The upper panel shows the difference in resting-state connectivity between the dorsal (red) and ventral (green) inferior frontal gyrus (IFG) peaks from Badre et al. (2005), presented on MNI-152 axial and coronal slices. All difference maps are cluster corrected to control for multiple comparisons (inclusion threshold z = 2.3, cluster significance = p < .05). Colour bars represent the strength of the difference in the connectivity profiles between the two seed regions in LIFG. The lower panel shows the percent signal change for all experimental conditions extracted from 8 mm regions of interest (ROIs) for dorsal and ventral IFG from Badre et al. (2005) and for posterior middle temporal gyrus (pMTG) from Noonan et al. (2013). For ease of visual presentation we present the overlap between the seed regions in IFG and the resting state connectivity presented in Fig. 5 in the grey box. The black bars represent percentage signal change for the animal conditions, and the grey bars represent the signal change for the tool conditions. Error bars correspond to the standard error, with p values for between-condition t-tests presented below. G = global associations. S = size feature matching. F = specific feature matching.

Fig. 7

The left hand panel shows overlapping clusters in posterior middle temporal gyrus (pMTG) across different contrasts and analyses; (i) the event semantics task-based conjunction (green, reproduced from Fig. 3), (ii) the inferior frontal sulcus (IFS) and anterior temporal lobe (ATL) connectivity conjunction (red, reproduced from Fig. 5), and (iii) the difference between ventral left inferior frontal gyrus (vLIFG) and dorsal LIFG (dLIFG) connectivity (blue, reproduced from Fig. 6).
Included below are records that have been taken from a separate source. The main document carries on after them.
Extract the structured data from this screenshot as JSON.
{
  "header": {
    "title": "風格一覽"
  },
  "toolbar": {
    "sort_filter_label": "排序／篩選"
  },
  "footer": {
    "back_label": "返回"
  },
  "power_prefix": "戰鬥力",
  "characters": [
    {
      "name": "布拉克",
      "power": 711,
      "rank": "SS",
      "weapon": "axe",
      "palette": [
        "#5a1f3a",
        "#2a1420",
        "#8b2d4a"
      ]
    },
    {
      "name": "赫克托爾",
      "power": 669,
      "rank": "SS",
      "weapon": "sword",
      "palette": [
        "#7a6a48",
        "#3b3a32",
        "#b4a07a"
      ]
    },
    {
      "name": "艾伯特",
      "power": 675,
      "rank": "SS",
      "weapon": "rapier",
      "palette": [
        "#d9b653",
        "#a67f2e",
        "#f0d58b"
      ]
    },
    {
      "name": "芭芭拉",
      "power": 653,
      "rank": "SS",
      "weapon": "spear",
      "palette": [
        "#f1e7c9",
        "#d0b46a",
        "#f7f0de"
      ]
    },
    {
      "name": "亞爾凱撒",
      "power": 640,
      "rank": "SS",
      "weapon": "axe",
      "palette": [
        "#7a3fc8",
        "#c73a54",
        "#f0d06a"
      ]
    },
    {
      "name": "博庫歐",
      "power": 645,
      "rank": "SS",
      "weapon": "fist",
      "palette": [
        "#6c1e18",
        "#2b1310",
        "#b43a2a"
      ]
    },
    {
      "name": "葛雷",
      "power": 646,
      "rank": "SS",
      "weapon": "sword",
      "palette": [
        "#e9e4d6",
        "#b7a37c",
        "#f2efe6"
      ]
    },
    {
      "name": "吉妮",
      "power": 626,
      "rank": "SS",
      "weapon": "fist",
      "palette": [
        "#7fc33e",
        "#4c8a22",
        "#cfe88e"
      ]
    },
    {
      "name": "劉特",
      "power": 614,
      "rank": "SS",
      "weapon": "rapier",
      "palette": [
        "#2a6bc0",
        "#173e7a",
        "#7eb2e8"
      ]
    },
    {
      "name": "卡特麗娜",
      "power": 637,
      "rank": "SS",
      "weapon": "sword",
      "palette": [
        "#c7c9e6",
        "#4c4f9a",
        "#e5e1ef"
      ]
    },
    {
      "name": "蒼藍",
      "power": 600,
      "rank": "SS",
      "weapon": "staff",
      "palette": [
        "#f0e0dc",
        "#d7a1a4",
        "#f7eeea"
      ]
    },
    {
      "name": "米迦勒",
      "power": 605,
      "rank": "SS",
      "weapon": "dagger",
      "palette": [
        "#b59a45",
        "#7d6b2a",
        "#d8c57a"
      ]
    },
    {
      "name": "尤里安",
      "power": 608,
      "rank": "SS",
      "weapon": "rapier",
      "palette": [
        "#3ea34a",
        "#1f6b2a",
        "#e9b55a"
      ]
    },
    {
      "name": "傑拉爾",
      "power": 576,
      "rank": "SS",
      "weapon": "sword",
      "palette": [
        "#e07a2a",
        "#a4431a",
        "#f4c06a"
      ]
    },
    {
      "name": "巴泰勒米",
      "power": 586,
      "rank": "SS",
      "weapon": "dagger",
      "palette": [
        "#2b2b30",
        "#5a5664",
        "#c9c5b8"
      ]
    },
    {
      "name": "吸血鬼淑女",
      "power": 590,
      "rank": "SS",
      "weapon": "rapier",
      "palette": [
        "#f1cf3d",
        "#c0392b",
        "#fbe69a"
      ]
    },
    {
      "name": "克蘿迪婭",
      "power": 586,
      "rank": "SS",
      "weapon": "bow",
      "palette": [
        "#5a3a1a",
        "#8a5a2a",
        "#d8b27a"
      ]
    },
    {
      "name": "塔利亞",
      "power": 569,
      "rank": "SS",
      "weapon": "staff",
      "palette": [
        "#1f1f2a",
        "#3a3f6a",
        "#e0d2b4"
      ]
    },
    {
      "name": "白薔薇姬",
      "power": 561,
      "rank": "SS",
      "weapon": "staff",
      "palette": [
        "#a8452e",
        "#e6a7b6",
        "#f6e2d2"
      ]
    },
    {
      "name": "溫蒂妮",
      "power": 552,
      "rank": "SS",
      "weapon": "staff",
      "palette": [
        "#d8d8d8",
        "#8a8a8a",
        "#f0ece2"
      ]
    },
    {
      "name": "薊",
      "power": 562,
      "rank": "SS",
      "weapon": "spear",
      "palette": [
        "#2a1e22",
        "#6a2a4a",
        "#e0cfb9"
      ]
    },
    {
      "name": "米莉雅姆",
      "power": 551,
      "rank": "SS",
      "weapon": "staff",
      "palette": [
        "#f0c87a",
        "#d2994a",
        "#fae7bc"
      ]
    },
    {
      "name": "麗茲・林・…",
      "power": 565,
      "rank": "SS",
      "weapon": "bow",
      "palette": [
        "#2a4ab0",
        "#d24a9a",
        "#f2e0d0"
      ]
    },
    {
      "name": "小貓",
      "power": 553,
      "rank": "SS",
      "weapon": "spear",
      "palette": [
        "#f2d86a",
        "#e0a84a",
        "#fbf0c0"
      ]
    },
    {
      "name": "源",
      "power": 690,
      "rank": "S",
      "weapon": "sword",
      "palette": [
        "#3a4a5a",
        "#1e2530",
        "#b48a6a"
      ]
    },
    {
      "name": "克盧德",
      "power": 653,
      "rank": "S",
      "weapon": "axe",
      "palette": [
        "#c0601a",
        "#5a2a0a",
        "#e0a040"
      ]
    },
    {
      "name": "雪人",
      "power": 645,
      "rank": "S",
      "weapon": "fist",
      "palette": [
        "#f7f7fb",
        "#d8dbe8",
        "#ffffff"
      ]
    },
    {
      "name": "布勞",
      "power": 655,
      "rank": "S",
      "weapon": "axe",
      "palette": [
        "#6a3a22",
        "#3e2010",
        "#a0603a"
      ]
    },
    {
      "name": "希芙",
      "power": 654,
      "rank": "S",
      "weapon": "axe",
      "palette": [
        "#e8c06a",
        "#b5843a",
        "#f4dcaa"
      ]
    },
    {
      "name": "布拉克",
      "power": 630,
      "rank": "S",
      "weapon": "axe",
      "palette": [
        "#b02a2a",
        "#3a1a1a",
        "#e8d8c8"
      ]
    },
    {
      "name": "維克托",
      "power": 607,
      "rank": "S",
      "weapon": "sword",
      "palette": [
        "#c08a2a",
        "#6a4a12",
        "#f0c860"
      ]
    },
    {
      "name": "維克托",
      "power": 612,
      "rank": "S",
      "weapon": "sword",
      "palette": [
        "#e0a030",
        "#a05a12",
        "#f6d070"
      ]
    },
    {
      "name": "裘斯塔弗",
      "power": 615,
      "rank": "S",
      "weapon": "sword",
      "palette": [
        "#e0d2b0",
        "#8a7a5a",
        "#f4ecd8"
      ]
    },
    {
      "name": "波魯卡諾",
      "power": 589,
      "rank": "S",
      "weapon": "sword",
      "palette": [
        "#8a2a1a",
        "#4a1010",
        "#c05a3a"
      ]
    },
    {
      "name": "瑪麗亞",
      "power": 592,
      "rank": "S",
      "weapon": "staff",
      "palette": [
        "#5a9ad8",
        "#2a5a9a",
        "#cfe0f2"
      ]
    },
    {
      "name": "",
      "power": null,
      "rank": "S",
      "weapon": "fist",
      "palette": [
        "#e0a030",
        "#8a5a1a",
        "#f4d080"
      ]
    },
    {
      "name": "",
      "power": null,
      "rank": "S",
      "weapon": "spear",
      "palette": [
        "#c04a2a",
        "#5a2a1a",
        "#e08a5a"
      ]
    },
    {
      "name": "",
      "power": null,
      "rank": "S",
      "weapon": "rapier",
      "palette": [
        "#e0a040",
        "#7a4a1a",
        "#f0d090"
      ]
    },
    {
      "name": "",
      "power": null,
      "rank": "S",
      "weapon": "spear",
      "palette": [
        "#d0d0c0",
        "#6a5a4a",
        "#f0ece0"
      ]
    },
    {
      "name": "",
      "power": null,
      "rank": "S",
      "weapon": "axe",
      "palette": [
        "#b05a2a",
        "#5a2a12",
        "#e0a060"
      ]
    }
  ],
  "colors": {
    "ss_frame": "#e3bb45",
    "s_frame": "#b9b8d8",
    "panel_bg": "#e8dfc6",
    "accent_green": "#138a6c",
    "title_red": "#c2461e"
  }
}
In the main figure, the top row displays the Neurosynth functional connectivity pattern for a seed corresponding to the centre of gravity (COG) for the cluster where all three contrasts overlap. The bottom row compares this pattern for pMTG (in green) with the Noonan et al. (2013) semantic control meta-analysis from Fig. 1 (in red). Regions that fall within both maps are shown in yellow. Images are shown with fully saturated colours to maximise the visibility of the overlapping regions.

Fig. 8

Functional connectivity of posterior middle temporal gyrus (pMTG; in green, reproduced from Fig. 7) contrasted with the multiple-demand network (MDN; in red) and default mode network (DMN; in blue). It can be seen that the connectivity of the pMTG intersects with the MDN and DMN in similar regions as the Noonan meta-analysis (see subpanel). Images are shown with fully saturated colours to maximise the visibility of the overlapping regions. vIFG = ventral inferior frontal gyrus; LOC = lateral occipital cortex; IFS = inferior frontal sulcus; dIFG/PCG = dorsal inferior frontal gyrus/precentral gyrus; IPS = intraparietal sulcus. For ease of visual comparison in the grey panel we show the spatial maps generated through our prior three analyses, as well the Noonan meta-analysis.